My preferred priority is this:
- Self-documenting code: You can make some decisions about the code self-documenting. Clean Code is literally a book on how to do that.
- Code comments: If you can't make the code sufficiently self-documenting, add a code comment. At least, the comment is co-located with the code, so even in the unlikely event that you decide to change version control system, the comment is still preserved. Here's an example where I found a comment more appropriate than attempting to design my way out of the problem.
- Commit messages: Most version control systems give you the opportunity to write a commit message. Most people don't bother putting anything other than a bare minimum into these, but you can document your reasoning here as well. Sometimes, you'll need to explain why you're doing things in a certain order. This doesn't fit well in code comments, but is a good fit for a commit message. As long as you keep using the same version control system, you preserve these commit messages, but they're once removed from the actual source code, and you may loose the messages if you change to another source control system. Here's an example where I felt the need to write an extensive commit message, but I don't always do that.
- Pull Request comments: Rarely, you may find yourself in a situation where none of the above options are appropriate. In Pull Request management systems such as GitHub or Stash, you can also add custom messages to the Pull Request itself. This message is twice removed from the actual source code, and will only persist as long as you keep using the same host. If you move from e.g. CodePlex to GitHub, you'll loose those Pull Request messages. Still, occasionally, I find that I need to explain myself to the reviewer, but the explanation involves something external to the source code anyway. Here's an example where I found that a reasonable approach.
9. Write well #
Write good code, but also write good prose. This is partly subjective, but there are rules for both code and prose. Code has correctness rules: if you break them, it doesn't compile (or, for interpreted languages, it fails at run-time).
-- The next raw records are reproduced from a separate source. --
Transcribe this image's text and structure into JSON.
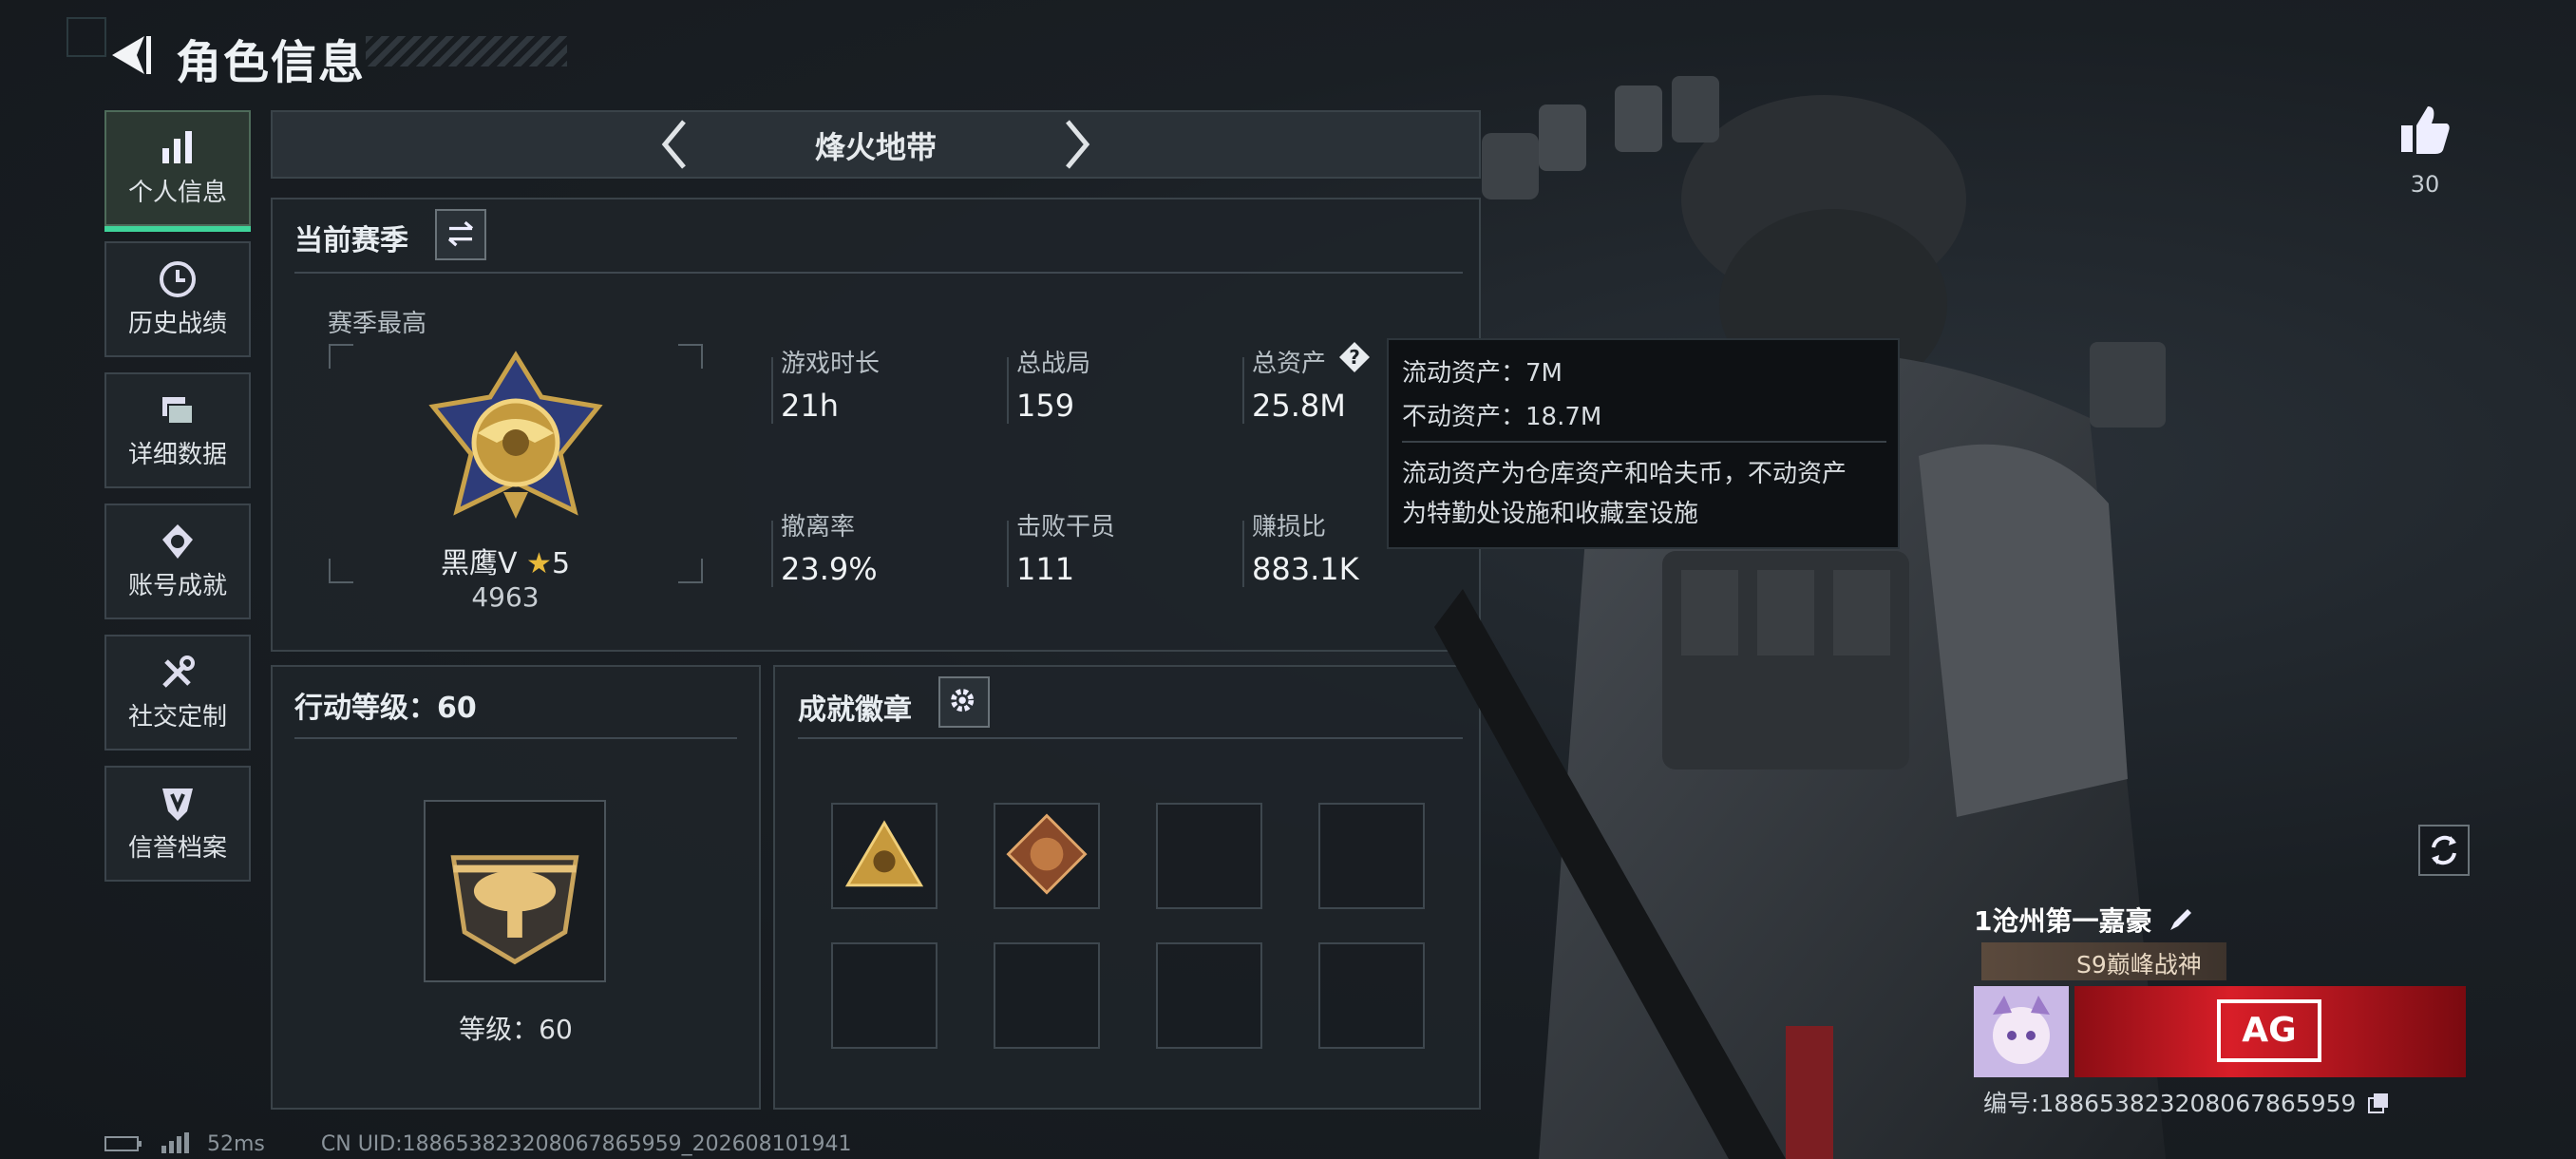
{
  "header": {
    "title": "角色信息"
  },
  "nav": [
    {
      "label": "个人信息",
      "icon": "bar-chart-icon",
      "active": true
    },
    {
      "label": "历史战绩",
      "icon": "clock-icon"
    },
    {
      "label": "详细数据",
      "icon": "folder-icon"
    },
    {
      "label": "账号成就",
      "icon": "medal-icon"
    },
    {
      "label": "社交定制",
      "icon": "tools-icon"
    },
    {
      "label": "信誉档案",
      "icon": "shield-icon"
    }
  ],
  "mode": {
    "name": "烽火地带"
  },
  "season": {
    "title": "当前赛季",
    "best_label": "赛季最高",
    "rank_name": "黑鹰Ⅴ",
    "rank_stars": "5",
    "rank_score": "4963",
    "stats": [
      {
        "label": "游戏时长",
        "value": "21h"
      },
      {
        "label": "总战局",
        "value": "159"
      },
      {
        "label": "总资产",
        "value": "25.8M"
      },
      {
        "label": "撤离率",
        "value": "23.9%"
      },
      {
        "label": "击败干员",
        "value": "111"
      },
      {
        "label": "赚损比",
        "value": "883.1K"
      }
    ]
  },
  "tooltip": {
    "liquid": "流动资产：7M",
    "fixed": "不动资产：18.7M",
    "desc1": "流动资产为仓库资产和哈夫币，不动资产",
    "desc2": "为特勤处设施和收藏室设施"
  },
  "level": {
    "title": "行动等级：60",
    "label": "等级：60"
  },
  "badges": {
    "title": "成就徽章"
  },
  "likes": {
    "count": "30"
  },
  "profile": {
    "name": "1沧州第一嘉豪",
    "rank_tag": "S9巅峰战神",
    "uid": "编号:18865382320806786595​9",
    "banner_text": "AG"
  },
  "status": {
    "ping": "52ms",
    "uid": "CN UID:18865382320806786595​9_202608101941"
  }
}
The same goes for the prose you may add: Code comments. Commit messages. Pull Request messages.
Please use correct spelling, grammar, and punctuation. If you don't, your prose is harder to understand, and your reviewer is a human being.
10. Avoid thrashing #
Sometimes, a reviewer will point out various issues with your Pull Request, and you'll agree to address them.
This may cause you to add more commits to your Pull Request branch. There's nothing wrong with that per se. However, this can lead to unwarranted thrashing.
As an example, your pull request may contain five commits: A, B, C, D, and E. The reviewer doesn't like what you did in commits B and C, so she asks you to remove that code. Most people do that by checking out their pull request branch and deleting the offending code, adding yet another commit (F) to the commit list: [A, B, C, D, E, F]
Why should we have to merge a series of commits that first adds unwanted code, and then removes it again? It's just thrashing; it doesn't add any value.
Instead, remove the offending commits, and force push your modified branch: [A, D, E]. While under review, you're the sole owner of that branch, so you can modify and force push it all you want.
Another example of thrashing that I see a lot is when a Pull Request is becoming old (often due to lengthy discussions): in these cases, the author regularly merges his or her branch with master to keep the Pull Request branch up to date.
Again: why do I have to look at all those merge commits? You are the sole owner of that branch. Just rebase your Pull Request branch and force push it. The resulting commit history will be cleaner.
One or more persons will review your Pull Request. Don't make your reviewer work.
The more you make your reviewer work, the greater the risk is that your Pull Request will be rejected.